El crimen sin precedentes: asesinar a niños con bombas y hambre

Una niña palestina en la Franja de Gaza. – Fuente: Wikimedia Commons CC 2.0

Lo que ocurre hoy en Gaza trasciende cualquier comparación histórica previa. Este genocidio no solo se ejecuta con bombas y heridas visibles, sino también con una violencia lenta, calculada y despiadada: el hambre y la sed deliberadas como herramientas de exterminio.

Hambre como arma de guerra

• La hambruna ya ha sido declarada oficialmente en Gaza, siendo la primera vez en la historia que se declara fuera del continente africano.

Se ha alcanzado este nivel tras cumplirse los tres umbrales críticos establecidos por la ONU:
 1. Escasez extrema de alimentos.
 2. Desnutrición aguda generalizada.
 3. Muertes masivas por inanición.

Actualmente, más de medio millón de personas están atrapadas en esta situación, y se estima que la cifra superará las 640.000 antes de finales de septiembre.

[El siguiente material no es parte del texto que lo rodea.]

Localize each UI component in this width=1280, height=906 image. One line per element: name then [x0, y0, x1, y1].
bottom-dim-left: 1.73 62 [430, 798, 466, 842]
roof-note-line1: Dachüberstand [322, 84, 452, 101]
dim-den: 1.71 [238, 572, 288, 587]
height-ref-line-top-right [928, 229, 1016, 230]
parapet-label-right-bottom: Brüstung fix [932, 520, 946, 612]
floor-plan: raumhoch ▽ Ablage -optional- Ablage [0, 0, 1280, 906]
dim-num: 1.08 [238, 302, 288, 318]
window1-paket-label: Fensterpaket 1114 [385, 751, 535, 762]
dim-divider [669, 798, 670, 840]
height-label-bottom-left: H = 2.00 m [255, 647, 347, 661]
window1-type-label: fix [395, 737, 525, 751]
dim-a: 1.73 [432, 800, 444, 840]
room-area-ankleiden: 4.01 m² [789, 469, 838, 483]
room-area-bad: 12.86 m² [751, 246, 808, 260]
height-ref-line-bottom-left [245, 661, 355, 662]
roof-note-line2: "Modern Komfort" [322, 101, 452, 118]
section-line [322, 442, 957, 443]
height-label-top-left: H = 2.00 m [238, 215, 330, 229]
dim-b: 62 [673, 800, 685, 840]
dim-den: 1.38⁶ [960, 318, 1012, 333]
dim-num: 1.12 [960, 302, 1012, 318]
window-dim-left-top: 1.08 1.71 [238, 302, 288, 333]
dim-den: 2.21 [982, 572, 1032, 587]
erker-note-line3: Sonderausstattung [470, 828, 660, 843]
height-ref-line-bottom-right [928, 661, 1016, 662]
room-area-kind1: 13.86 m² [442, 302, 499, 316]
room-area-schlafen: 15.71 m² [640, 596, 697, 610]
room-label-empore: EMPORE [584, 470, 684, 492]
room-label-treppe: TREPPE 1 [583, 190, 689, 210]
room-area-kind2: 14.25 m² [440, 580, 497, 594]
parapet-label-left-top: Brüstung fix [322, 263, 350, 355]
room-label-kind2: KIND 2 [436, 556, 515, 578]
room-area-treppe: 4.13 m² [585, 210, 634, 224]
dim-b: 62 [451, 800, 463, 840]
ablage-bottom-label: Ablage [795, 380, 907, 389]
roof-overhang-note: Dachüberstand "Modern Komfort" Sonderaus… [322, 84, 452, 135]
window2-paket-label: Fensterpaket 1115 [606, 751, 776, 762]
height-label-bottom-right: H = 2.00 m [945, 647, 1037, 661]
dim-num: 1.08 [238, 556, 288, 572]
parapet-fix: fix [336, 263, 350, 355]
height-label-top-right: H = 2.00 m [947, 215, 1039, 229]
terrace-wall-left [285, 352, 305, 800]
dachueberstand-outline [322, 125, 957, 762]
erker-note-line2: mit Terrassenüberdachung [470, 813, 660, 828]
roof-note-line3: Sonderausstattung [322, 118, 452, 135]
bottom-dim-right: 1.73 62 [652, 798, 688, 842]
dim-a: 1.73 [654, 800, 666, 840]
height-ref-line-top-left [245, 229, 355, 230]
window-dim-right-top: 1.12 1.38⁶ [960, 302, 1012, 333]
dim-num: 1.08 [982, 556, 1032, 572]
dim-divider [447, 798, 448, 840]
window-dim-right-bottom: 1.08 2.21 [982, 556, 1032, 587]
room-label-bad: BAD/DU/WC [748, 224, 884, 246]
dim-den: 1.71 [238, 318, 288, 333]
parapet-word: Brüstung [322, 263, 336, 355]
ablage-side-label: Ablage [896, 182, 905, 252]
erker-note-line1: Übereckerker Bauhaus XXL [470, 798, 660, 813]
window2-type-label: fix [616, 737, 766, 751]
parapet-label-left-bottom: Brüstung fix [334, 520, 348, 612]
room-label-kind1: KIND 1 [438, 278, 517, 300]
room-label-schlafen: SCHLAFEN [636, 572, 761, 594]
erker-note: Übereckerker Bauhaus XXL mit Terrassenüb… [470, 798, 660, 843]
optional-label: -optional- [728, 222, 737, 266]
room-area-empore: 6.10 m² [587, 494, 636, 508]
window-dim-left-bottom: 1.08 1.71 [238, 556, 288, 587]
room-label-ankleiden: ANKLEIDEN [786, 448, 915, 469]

• Malnutrición infantil en niveles extremos:
 • En julio se identificaron más de 12.000 niños con desnutrición aguda, un 25 % en estado grave, la tasa más alta registrada hasta la fecha.
 • UNICEF estima que 132.000 niños menores de cinco años sufren ya malnutrición aguda, mientras que 320.000 están en riesgo inminente de alcanzar ese estado crítico.
 • Muertes por inanición en aumento:
 • Desde julio se han contabilizado al menos 197 muertes por hambre, incluyendo 96 niños, según datos de UNRWA y Médicos Sin Fronteras.
 • En las últimas 24 horas, se sumaron 3 nuevas víctimas, elevando el total a 376 muertes confirmadas por inanición.

Bombas y balas contra quienes buscan comida

El régimen israelí ha sumado a este crimen una práctica aún más atroz: disparar contra quienes intentan sobrevivir.

Niños y adultos que se acercan desesperadamente a camiones de ayuda humanitaria o centros de distribución de alimentos son atacados por soldados israelíes y mercenarios norteamericanos, en una política de terror destinada a impedir incluso el acceso a la supervivencia básica.

UNICEF ha descrito Gaza City como:

“Un lugar donde la infancia no puede sobrevivir”,
un escenario de terror, desplazamiento forzoso y entierros constantes.

La situación es tan extrema que la organización ha advertido:

“En Gaza, no todos los niños sobreviven a la infancia”.
Cada día que pasa, las condiciones empeoran y el número de víctimas crece.

Reflexión: un crimen contra la humanidad

Asesinar niños mediante el hambre o dispararles mientras buscan comida no es solo brutalidad militar: es la negación total del futuro de un pueblo.

Es convertir la desesperación en un arma, matar no solo cuerpos, sino también sueños y esperanzas. Es borrar la humanidad misma de quienes sufren y, por extensión, de quienes permiten que esto continúe.

Mientras tanto, muchas potencias internacionales se presentan como defensoras de los derechos humanos, pero financian, venden y compran armas, o brindan cobertura diplomática a este genocidio. Estados Unidos, la Unión Europea y otros aliados de Israel no pueden alegar desconocimiento: las imágenes, cifras y testimonios son irrefutables.

El deber de actuar

¿Qué más necesita el Gobierno español y el resto de gobiernos europeos para tomar medidas inmediatas y contundentes?
 • Romper toda relación política, diplomática y comercial con Israel.
 • Prohibir de manera absoluta cualquier comercio de armas, incluyendo tránsito por puertos y aeropuertos.
 • Llevar a los responsables ante la Corte Penal Internacional, sin dilaciones ni excusas.

Si no actuamos ahora, la historia nos juzgará no solo por lo que hicieron los verdugos, sino también por lo que no hicimos nosotros, sabiendo perfectamente lo que estaba ocurriendo.

El silencio y la pasividad, en este contexto, son formas activas de complicidad.